One of the major criticisms of of the deal seems to be that they have lost their cap flexibility for signing free agents for the next two years, but more than that it is the ability to make trades with teams looking to give away picks packaged with salary. It is worth noting that the Wizards do already have several young players who were 1st rd picks (and they are likely to add Bradley Beal – who addresses a major need on the wing – on draft day) so an influx of youth isn’t necessarily the goal. The criticism is that the Wizards could have, and should have, gotten more for an ultra valuable asset.
New Orleans benefits here through addition by subtraction. While they lose an anchor in the middle by trading Okefor they do clear up an large amount of cap space going forward. Trading Trevor Ariza – whose deal is not small either – is an extra bonus. From a position standpoint, Okefor is a little it of a tweener; and he certainly isn’t worth his cap number. While his pairing with Anthony Davis would have provided a solid defensive front it would have been sorely lacking in offensive potential. Let’s not overlook the real story here though: the Hornets are able to dump two huge contracts without having to give up any draft pick assets.

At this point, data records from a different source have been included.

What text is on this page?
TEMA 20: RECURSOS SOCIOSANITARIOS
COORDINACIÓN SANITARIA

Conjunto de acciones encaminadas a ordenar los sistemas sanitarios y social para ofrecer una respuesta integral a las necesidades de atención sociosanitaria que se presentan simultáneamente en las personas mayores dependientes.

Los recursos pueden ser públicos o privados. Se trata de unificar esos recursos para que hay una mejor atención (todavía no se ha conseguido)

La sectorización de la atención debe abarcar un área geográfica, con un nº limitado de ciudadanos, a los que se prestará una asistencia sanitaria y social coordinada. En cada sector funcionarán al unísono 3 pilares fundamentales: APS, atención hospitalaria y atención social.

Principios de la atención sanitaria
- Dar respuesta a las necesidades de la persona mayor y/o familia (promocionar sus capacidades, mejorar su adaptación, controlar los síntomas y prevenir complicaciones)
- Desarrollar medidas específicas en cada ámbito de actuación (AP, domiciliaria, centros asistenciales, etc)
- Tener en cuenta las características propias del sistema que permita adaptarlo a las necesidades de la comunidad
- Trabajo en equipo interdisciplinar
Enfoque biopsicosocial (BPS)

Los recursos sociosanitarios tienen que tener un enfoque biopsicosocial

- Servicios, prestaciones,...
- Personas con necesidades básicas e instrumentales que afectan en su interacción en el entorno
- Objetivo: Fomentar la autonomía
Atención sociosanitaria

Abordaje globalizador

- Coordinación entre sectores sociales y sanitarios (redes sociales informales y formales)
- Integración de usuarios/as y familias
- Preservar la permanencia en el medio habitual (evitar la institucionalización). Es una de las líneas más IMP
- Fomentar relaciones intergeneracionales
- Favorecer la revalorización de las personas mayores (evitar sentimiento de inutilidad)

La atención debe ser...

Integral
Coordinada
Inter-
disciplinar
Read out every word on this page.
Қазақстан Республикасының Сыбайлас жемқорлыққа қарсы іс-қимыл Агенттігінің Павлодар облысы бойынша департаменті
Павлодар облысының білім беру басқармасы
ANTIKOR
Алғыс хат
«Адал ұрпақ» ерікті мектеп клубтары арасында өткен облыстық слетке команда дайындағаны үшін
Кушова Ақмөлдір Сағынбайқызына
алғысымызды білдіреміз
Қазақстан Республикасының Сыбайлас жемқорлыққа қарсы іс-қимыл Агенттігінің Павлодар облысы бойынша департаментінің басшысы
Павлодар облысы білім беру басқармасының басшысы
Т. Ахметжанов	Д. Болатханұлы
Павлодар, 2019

This is clearly a win for the Hornets going forward and they did not have to reduce their asset cache to do it. They still will pick at #1 and #10 and they now can re-sign Eric Gordon without worry about total team salary. The real test for the Hornets’ management will be how they use the cap space – specifically: how much they sign their young, under-sized SG for. It is my opinion that while he is talented, he is NOT a superstar and should not be paid more than $8M per season, especially not coming off an injury. To do so would be to ignore how value plays into building an NBA roster.